Adaptive image caching based on network speed with Workbox.js

This post is 4 years old. (Or older!) Code samples may not work, screenshots may be missing and links could be broken. Although some of the content may be relevant please take it with a pinch of salt.

Progressive Web Apps seems to be the latest buzzword - the term refers to applications that are non-native (not explicitly written for Android / iOS devices using their programming languages), but instead, they are web applications that have "mobile" like features. These features include offline capabilities - meaning that data for a given web app should be available to users even when they are offline.

Special thanks to Jeff Posnick for his support creating the sample application as well as reviewing this article.

In this article, we'll walk through the process of creating a web application that works offline as well as making sure that image assets are cached for the application based on the Network Speed.

In a previous article we have already discussed how to Adaptively load images based on network speed. If you'd like to get familiar with this concept, please make sure you read that entire post thoroughly.

Get the code and see the app

If you'd like to see the application please visit https://workbox-cnofarfszr.now.sh/ (best viewed with Google Chrome). The application has all the required functionality - open up Chrome DevTools to see some output from Workbox. You can also bring the application offline to test it's offline functionality.

The source code found in this article can be accessed on GitHub: https://github.com/tpiros/cloudinary-workbox-example.

Please note that if you are trying to run the application on your local envirnment, you need to launch the application on localhost and not on an IP address nor 127.0.0.1, otherwise it will not function.

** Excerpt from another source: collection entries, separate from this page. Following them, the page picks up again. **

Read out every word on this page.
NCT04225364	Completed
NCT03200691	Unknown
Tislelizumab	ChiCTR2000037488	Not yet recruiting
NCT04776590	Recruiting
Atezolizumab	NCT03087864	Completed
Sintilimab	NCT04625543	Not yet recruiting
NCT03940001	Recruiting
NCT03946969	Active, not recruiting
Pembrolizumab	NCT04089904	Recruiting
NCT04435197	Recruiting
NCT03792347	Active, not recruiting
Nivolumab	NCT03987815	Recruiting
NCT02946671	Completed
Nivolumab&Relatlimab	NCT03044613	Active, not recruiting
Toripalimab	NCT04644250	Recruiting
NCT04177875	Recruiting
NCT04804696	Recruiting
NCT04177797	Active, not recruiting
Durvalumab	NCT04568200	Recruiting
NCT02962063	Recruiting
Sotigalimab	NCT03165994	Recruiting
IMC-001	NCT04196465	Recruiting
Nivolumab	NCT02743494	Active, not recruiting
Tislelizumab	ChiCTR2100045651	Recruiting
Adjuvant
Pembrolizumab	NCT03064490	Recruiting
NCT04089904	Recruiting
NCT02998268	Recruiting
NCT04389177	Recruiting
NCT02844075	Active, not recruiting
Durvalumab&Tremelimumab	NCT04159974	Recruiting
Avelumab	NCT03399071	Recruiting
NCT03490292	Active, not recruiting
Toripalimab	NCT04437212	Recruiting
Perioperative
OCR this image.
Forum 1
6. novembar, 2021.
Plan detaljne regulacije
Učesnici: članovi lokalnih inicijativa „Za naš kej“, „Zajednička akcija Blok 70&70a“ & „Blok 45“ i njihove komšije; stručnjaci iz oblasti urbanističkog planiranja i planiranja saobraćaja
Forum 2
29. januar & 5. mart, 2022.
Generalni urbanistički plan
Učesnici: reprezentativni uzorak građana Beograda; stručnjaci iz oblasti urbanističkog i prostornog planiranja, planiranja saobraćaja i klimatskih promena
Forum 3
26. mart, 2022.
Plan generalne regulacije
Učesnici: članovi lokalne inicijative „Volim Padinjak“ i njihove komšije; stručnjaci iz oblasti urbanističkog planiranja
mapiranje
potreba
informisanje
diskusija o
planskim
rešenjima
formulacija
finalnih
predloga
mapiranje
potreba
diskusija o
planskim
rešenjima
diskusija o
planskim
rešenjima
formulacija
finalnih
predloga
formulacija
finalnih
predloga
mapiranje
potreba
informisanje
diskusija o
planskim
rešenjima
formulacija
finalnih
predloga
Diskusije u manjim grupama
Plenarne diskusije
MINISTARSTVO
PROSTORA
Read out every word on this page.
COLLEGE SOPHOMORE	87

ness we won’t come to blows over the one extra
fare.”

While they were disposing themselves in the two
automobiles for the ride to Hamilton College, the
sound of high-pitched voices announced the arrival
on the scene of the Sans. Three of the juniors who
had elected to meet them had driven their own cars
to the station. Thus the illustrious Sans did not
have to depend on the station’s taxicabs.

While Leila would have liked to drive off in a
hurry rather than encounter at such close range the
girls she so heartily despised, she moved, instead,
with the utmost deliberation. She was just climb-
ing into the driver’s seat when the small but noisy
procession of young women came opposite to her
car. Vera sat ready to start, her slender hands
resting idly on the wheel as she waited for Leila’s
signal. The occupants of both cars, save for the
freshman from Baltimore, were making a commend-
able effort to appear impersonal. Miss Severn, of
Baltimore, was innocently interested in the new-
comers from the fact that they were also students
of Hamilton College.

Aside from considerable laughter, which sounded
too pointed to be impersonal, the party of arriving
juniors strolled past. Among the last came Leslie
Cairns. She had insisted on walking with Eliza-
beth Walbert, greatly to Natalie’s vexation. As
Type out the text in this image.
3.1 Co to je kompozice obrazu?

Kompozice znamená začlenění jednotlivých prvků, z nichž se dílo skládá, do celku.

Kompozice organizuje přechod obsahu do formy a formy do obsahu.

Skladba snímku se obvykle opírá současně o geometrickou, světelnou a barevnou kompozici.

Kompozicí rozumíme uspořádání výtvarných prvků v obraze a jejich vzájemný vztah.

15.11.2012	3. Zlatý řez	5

This is due to the fact that we either need to serve the application on https or localhost because service workers require a Secure Context. This is determined by the value of window.isSecureContext.

The architecture

For this article we'll create a relatively simple application with the following architecture:

  • An Express application server that has the following two purposes:*
  • Act as a REST API server that will return data
  • Act as an HTTP server to display the web app itself*
  • Have a single entry point to the application
  • Have a single JS file to retrieve and display data from the API

The API & HTTP server

Let's start with the most straightforward item. The REST API and the HTTP server. There's nothing extraordinary for this setup:

const express = require('express');
const app = express();
const news = require('./data').news;

app.get('/api/news', (req, res) => res.status(200).json(news));

app.use(express.static(`${__dirname}/build`));

const server = app.listen(8081, () => {
const host = server.address().address;
const port = server.address().port;
console.log(`App listening at http://${host}:${port}`);
});

The news variable that we create is just an array of objects containing news items, each having a title, slug, image and added property:

const currentDateTime = new Date();
const news = [
{
title: 'Roma beats Torino',
slug:
'Edin Dzeko scored a late stunning goal to snatch a 1-0 win for Roma at Torino in their opening Serie A game on Sunday.',
image: 'https://res.cloudinary.com/tamas-demo/image/upload/pwa/dzeko.jpg',
added: new Date(
currentDateTime.getFullYear(),
currentDateTime.getMonth(),
currentDateTime.getDate(),
currentDateTime.getHours() - 1,
currentDateTime.getMinutes() - Math.floor(Math.random() * 4 + 1),
0
),
},
{
// ... etc
},
];
module.exports = {
news,
};

Notice that in the image property above, we are referencing an image asset previously uploaded to Cloudinary.

The application

Let's take a look at the application's code itself now. We start by constructing a simple HTML page with some CSS as well:

<!DOCTYPE html>

<html lang="en">
<head>
<meta charset="utf-8" />
<title></title>
<meta name="description" content="" />
<meta name="author" content="Tamas Piros" />
<link rel="stylesheet" href="bootstrap.css" />
<link rel="stylesheet" href="app.css" />
<script src="app.js"></script>
</head>

<body>
<h1>Sports Time - Your favourite online sports magazine</h1>
<div class="container">
<div class="row">
<div class="card-deck"></div>
</div>
</div>
</body>
</html>
.container {
padding: 1px;
}

body {
background-color: rgba(255, 255, 255, 0);
}

html {
background: url('https://res.cloudinary.com/tamas-demo/image/upload/pwa/background.jpg')
no-repeat center center fixed;
-webkit-background-size: cover;
-moz-background-size: cover;
-o-background-size: cover;
background-size: cover;
}

h1 {
background: yellow;
}

In the HTML code sample above we are referencing app.js. That file is responsible for two things: first, it registers a service worker (we'll take a look at that in a moment); second, it uses the Fetch API to retrieve data from the API that we created as well as inserts the appropriate elements to the HTML:

function generateCard(title, slug, added, img) {
// generates & constructs the card's HTML
}

fetch('/api/news')
.then((response) => response.json())
.then((news) => {
console.log(news);
news.forEach((n) => {
const today = new Date();
const added = new Date(n.added);
const difference = parseInt((today - added) / (1000 * 3600));
const card = generateCard(n.title, n.slug, difference, n.image);
const cardDeck = document.querySelector('.card-deck');
cardDeck.appendChild(card);
});
});

Let's serve this application to see how things look at the moment.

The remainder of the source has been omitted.